The results of this study suggest that more sportsmen achieved a full recovery to their previous level of sports activity when the mini-open procedure was used. Even if this not significant. Therefore, these are consistent with the findings of Faggiani et al. in 2016 which demonstrated that patients receiving the mini-open procedure showed significantly better results in the SPORTS score than those who had been treated arthroscopically [30].

Studies on the return to sporting activities after twin-tailed coracoclavicular stabilization using comparable implants show an average recovery rate of the previous level of sports activity of 80.4% (62–92%) [11, 31,32,33,34]. In the MO group, a similar outcome was achieved. However, in these studies, none or no comparable classifications of the level of sports activity were applied. Therefore, the results are to be considered critically and an absolute comparison is difficult.

Nevertheless, it should be noted that despite good functional results, an average of one quarter of all patients in this study and about one fifth of the patients in comparable studies were unable to return to their initial sporting level. As in the studies mentioned above, the functional results of this study are essentially based on the Constant Murley Score. However, remaining residual instability or limitations under maximum load, as is often the case in sports, are insufficiently evaluated.

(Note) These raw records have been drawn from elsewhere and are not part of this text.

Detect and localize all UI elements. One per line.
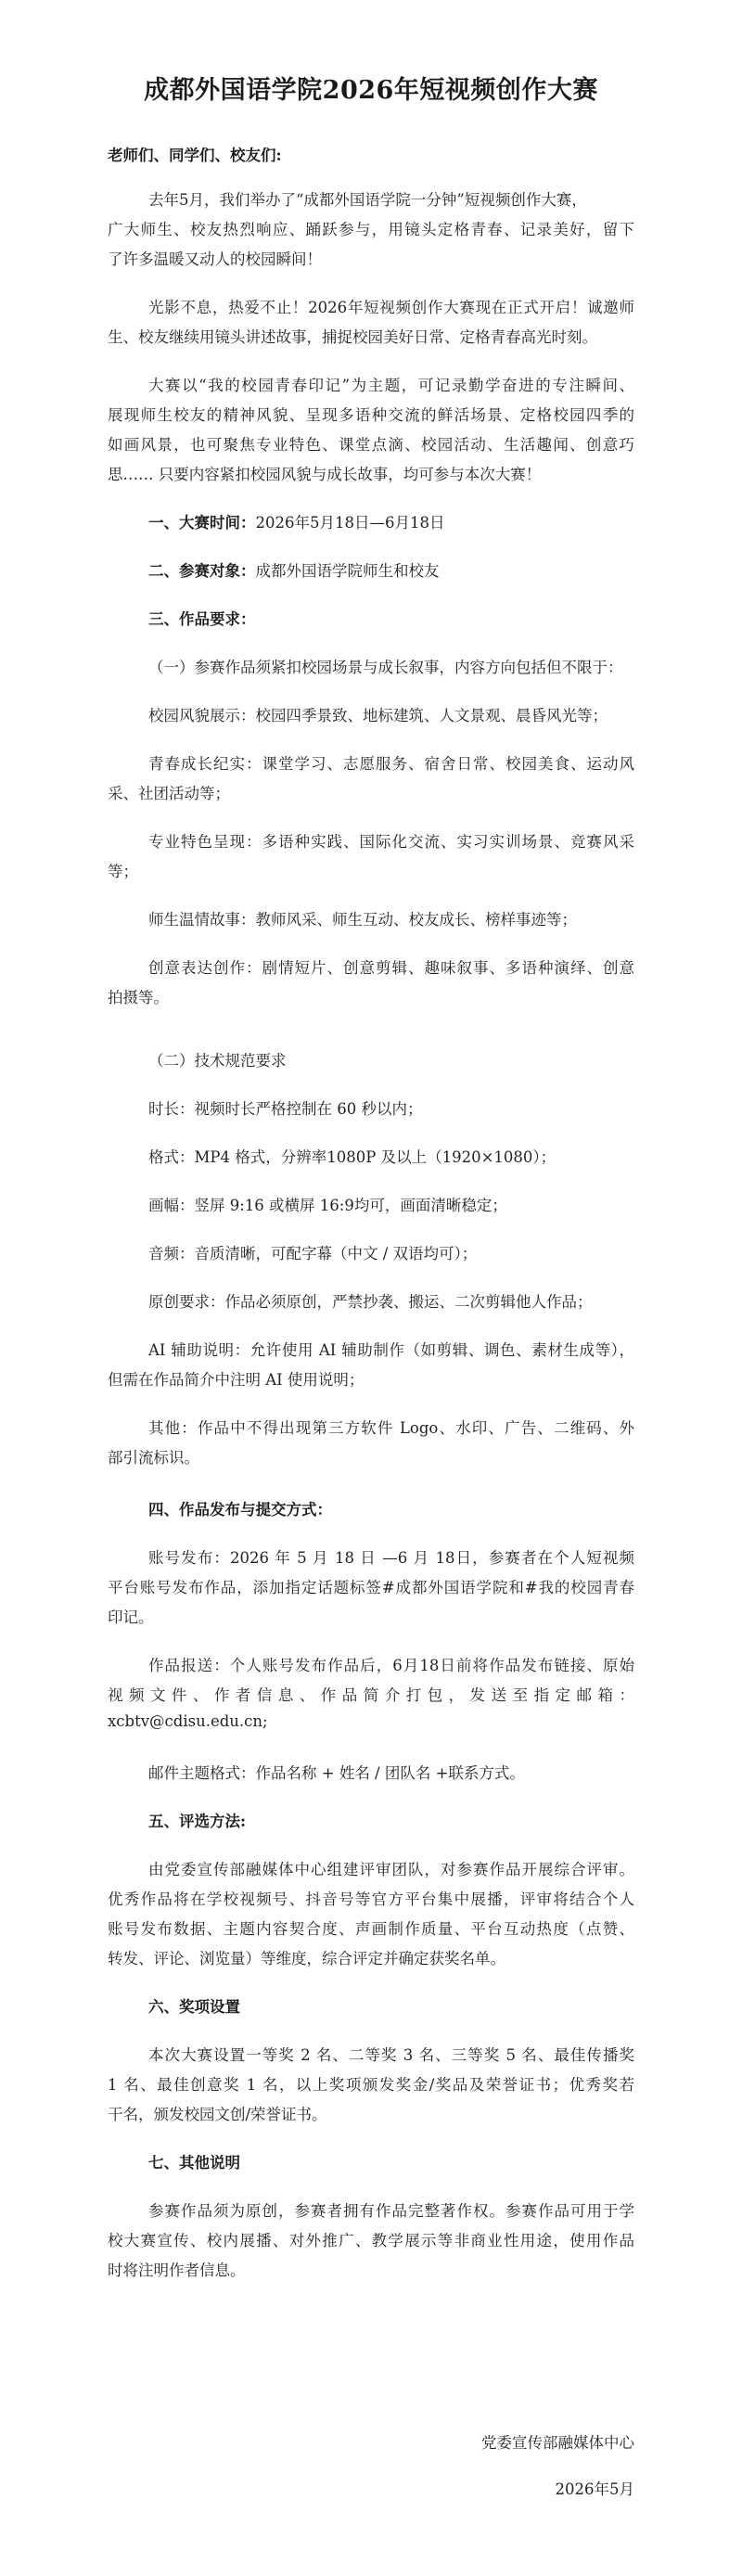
spec-item: 时长：视频时长严格控制在 60 秒以内； — [148, 1100, 423, 1118]
awards-paragraph-line: 本次大赛设置一等奖 2 名、二等奖 3 名、三等奖 5 名、最佳传播奖 — [148, 2046, 634, 2064]
section-heading: 二、参赛对象： — [148, 562, 256, 580]
spec-item: 音频：音质清晰，可配字幕（中文 / 双语均可）； — [148, 1245, 478, 1262]
spec-item: 部引流标识。 — [108, 1449, 199, 1467]
tech-spec-heading: （二）技术规范要求 — [148, 1052, 287, 1070]
section-heading: 六、奖项设置 — [148, 1998, 240, 2016]
intro-3-line: 大赛以“我的校园青春印记”为主题，可记录勤学奋进的专注瞬间、 — [148, 377, 634, 394]
theme-item: 拍摄等。 — [108, 989, 169, 1006]
notes-paragraph-line: 时将注明作者信息。 — [108, 2262, 246, 2279]
section-heading: 三、作品要求： — [148, 610, 256, 628]
section-heading: 五、评选方法: — [148, 1813, 247, 1830]
submit-paragraph-line: 作品报送：个人账号发布作品后，6月18日前将作品发布链接、原始 — [148, 1657, 634, 1674]
intro-3-line: 展现师生校友的精神风貌、呈现多语种交流的鲜活场景、定格校园四季的 — [108, 406, 634, 424]
signature-date: 2026年5月 — [555, 2480, 634, 2498]
signature-org: 党委宣传部融媒体中心 — [481, 2434, 634, 2452]
notes-paragraph-line: 校大赛宣传、校内展播、对外推广、教学展示等非商业性用途，使用作品 — [108, 2232, 634, 2249]
requirements-intro: （一）参赛作品须紧扣校园场景与成长叙事，内容方向包括但不限于： — [148, 659, 623, 676]
spec-item: 其他：作品中不得出现第三方软件 Logo、水印、广告、二维码、外 — [148, 1419, 634, 1437]
publish-paragraph-line: 印记。 — [108, 1608, 154, 1626]
spec-item: AI 辅助说明：允许使用 AI 辅助制作（如剪辑、调色、素材生成等）， — [148, 1341, 634, 1359]
awards-paragraph-line: 干名，颁发校园文创/荣誉证书。 — [108, 2106, 327, 2123]
intro-1-line: 广大师生、校友热烈响应、踊跃参与，用镜头定格青春、记录美好，留下 — [108, 221, 634, 238]
participants-value: 成都外国语学院师生和校友 — [255, 562, 440, 580]
spec-item: 画幅：竖屏 9:16 或横屏 16:9均可，画面清晰稳定； — [148, 1197, 507, 1214]
section-heading: 一、大赛时间： — [148, 514, 256, 532]
section-heading: 四、作品发布与提交方式： — [148, 1501, 332, 1519]
document-title: 成都外国语学院2026年短视频创作大赛 — [144, 76, 598, 105]
theme-item: 等； — [108, 863, 138, 880]
spec-item: 原创要求：作品必须原创，严禁抄袭、搬运、二次剪辑他人作品； — [148, 1293, 593, 1311]
theme-item: 青春成长纪实：课堂学习、志愿服务、宿舍日常、校园美食、运动风 — [148, 755, 634, 773]
section-participants — [0, 560, 742, 583]
theme-item: 采、社团活动等； — [108, 785, 230, 802]
theme-item: 创意表达创作：剧情短片、创意剪辑、趣味叙事、多语种演绎、创意 — [148, 959, 634, 977]
intro-1-line: 去年5月，我们举办了“成都外国语学院一分钟”短视频创作大赛， — [148, 191, 587, 209]
judging-paragraph-line: 由党委宣传部融媒体中心组建评审团队，对参赛作品开展综合评审。 — [148, 1861, 634, 1878]
section-heading: 七、其他说明 — [148, 2154, 240, 2172]
publish-paragraph-line: 平台账号发布作品，添加指定话题标签#成都外国语学院和#我的校园青春 — [108, 1579, 634, 1596]
intro-3-line: 如画风景，也可聚焦专业特色、课堂点滴、校园活动、生活趣闻、创意巧 — [108, 436, 634, 454]
intro-2-line: 生、校友继续用镜头讲述故事，捕捉校园美好日常、定格青春高光时刻。 — [108, 328, 597, 346]
submit-paragraph-line: 视频文件、作者信息、作品简介打包，发送至指定邮箱： — [108, 1686, 634, 1704]
theme-item: 专业特色呈现：多语种实践、国际化交流、实习实训场景、竞赛风采 — [148, 833, 634, 851]
spec-item: 但需在作品简介中注明 AI 使用说明； — [108, 1371, 365, 1389]
intro-1-line: 了许多温暖又动人的校园瞬间！ — [108, 250, 322, 268]
greeting: 老师们、同学们、校友们: — [108, 147, 282, 164]
notes-paragraph-line: 参赛作品须为原创，参赛者拥有作品完整著作权。参赛作品可用于学 — [148, 2202, 634, 2220]
submit-email: xcbtv@cdisu.edu.cn; — [108, 1712, 268, 1730]
email-subject-format: 邮件主题格式：作品名称 + 姓名 / 团队名 +联系方式。 — [148, 1764, 525, 1782]
theme-item: 校园风貌展示：校园四季景致、地标建筑、人文景观、晨昏风光等； — [148, 707, 608, 724]
publish-paragraph-line: 账号发布：2026 年 5 月 18 日 —6 月 18日，参赛者在个人短视频 — [148, 1549, 634, 1567]
judging-paragraph-line: 账号发布数据、主题内容契合度、声画制作质量、平台互动热度（点赞、 — [108, 1920, 634, 1938]
contest-dates: 2026年5月18日—6月18日 — [255, 514, 445, 532]
intro-3-line: 思…… 只要内容紧扣校园风貌与成长故事，均可参与本次大赛！ — [108, 466, 542, 483]
intro-2-line: 光影不息，热爱不止！2026年短视频创作大赛现在正式开启！诚邀师 — [148, 299, 634, 316]
theme-item: 师生温情故事：教师风采、师生互动、校友成长、榜样事迹等； — [148, 911, 577, 929]
judging-paragraph-line: 优秀作品将在学校视频号、抖音号等官方平台集中展播，评审将结合个人 — [108, 1890, 634, 1908]
spec-item: 格式：MP4 格式，分辨率1080P 及以上（1920×1080）； — [148, 1148, 556, 1166]
judging-paragraph-line: 转发、评论、浏览量）等维度，综合评定并确定获奖名单。 — [108, 1950, 505, 1967]
awards-paragraph-line: 1 名、最佳创意奖 1 名，以上奖项颁发奖金/奖品及荣誉证书；优秀奖若 — [108, 2076, 634, 2094]
section-time — [0, 512, 742, 534]
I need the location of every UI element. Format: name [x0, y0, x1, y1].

Due to the described clinical and functional relevance of dynamic posterior instability, a standardized assessment of dynamic posterior translation should be established in the future. Scheibel et al. provide a possible approach for this with their Acromioclavicular Joint Instability Score which, however, is hardly applied [27]. Likewise, Kraus et al. proposed the introduction of a new classification of AC-joint disruptions, which not only includes the consideration of vertical instability, but also dynamic posterior translation [35]. In order to improve the functional comparison and evaluation of AC-joint treatment, a uniform methodology should be established for the conduction of future studies.

Limitations

Due to the drop out of patients with very good results who did not consider further examination necessary, the size of the groups varies. Nevertheless, the results of the remaining patients provided satisfactory on functionality, stability, and sports level after surgical treatment of AC-joint disruption. An additional limitation of the study is the circumstance that as there was no control group, meaning that only a comparison between the two groups and similar surgical procedures can be drawn. Also, based on this study, further statements on the conservative treatment options cannot be made.

Conclusion

Both surgical procedures observed in this study prove to be effective techniques for the stabilization of high-grade AC-joint injuries in athletes. From a radiographic standpoint, surgical treatment by the mini-open procedure proved superior to the arthroscopic technique. However, a significant correction can be performed using both techniques. Patients undergoing the mini-open procedure are less likely to experience a loss of correction. Additionally, the extent of the loss of correction in this group was less pronounced.

More importantly, the study showed that reconstruction of the AC joint by the mini-open procedure results in a significantly higher horizontal stability in comparison to the arthroscopic technique. It is probable that the further increase in horizontal stability is achieved by the additional reconstruction of the fascia and dorsal joint capsule. Both groups showed excellent clinical results and, therefore, both procedures prove to be effective treatment options for the recovery of athletic capacity on a high to competitive level. The results of the study suggest that the mini-open procedure and the arthroscopic technique aiming almost the same results to restore the previous level of sports activity.